January 21, 2021:

So that when Goat's Head Soup arrived I greeted it with the same expectation with which I'd received Exile.

I took our little Sears portable stereo into my room, cranked it up on the floor as loud as I was allowed, sat back on my teensy single bed prepared for what I was expecting to be a transcendent experience, the same kind of experience I'd had when encountering Exile the first time.

My disappointment was both overwhelming and confusing.

The album seemed disingenuous. It seemed like a tired band, a spent band, going through the motions. Playacting at being the Rolling Stones. With nothing to say.

In that moment I realized they were no longer dangerous. They were false, and in a very real sense I was adrift, for they'd been a kind of visceral anchor. Where through all the falsity and disappointment of the world, rock and roll told the truth, and they were that rock and roll, and now there was nothing.

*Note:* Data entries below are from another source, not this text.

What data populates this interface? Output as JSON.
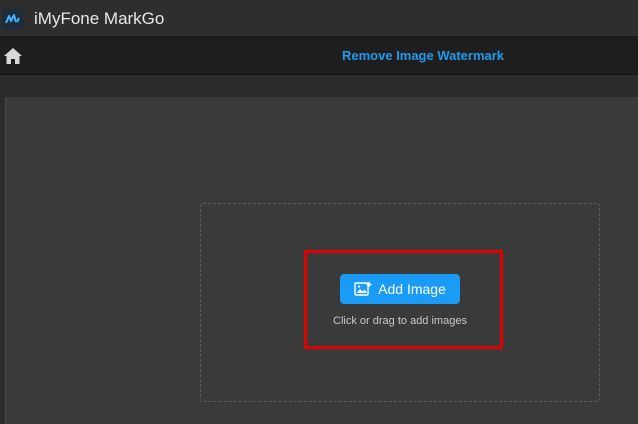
{
  "window": {
    "title": "iMyFone MarkGo",
    "logo_icon": "markgo-logo-icon"
  },
  "header": {
    "home_icon": "home-icon",
    "page_title": "Remove Image Watermark",
    "title_color": "#1e9bf0"
  },
  "dropzone": {
    "add_button_label": "Add Image",
    "add_button_icon": "add-image-icon",
    "hint": "Click or drag to add images",
    "accent_color": "#1a9bf5",
    "highlight_color": "#e00000"
  }
}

They toured Europe on that album. I taped the King Biscuit FM broadcast which later became a famous bootleg, The Brussels Affair, and played that tape a million times, 'cos it still had Mick Taylor and Bobby Keys and Charlie Watts, and its coked-up energy dovetailed perfectly with my 15-year-old hormones. I still have the tape. But there was a hollowness to it. A kind of self-parody. This was the beginning of their transitional phase, when they morphed from being anti-showbiz to, eventually, a showbiz institution, from dangerous to fun. I suppose from a business perspective that was one of the most brilliant re-inventions in showbiz history. But it broke my heart, left me confused and adrift, confronting through that whole period the sad, deflated reality that revolution was no longer on the agenda.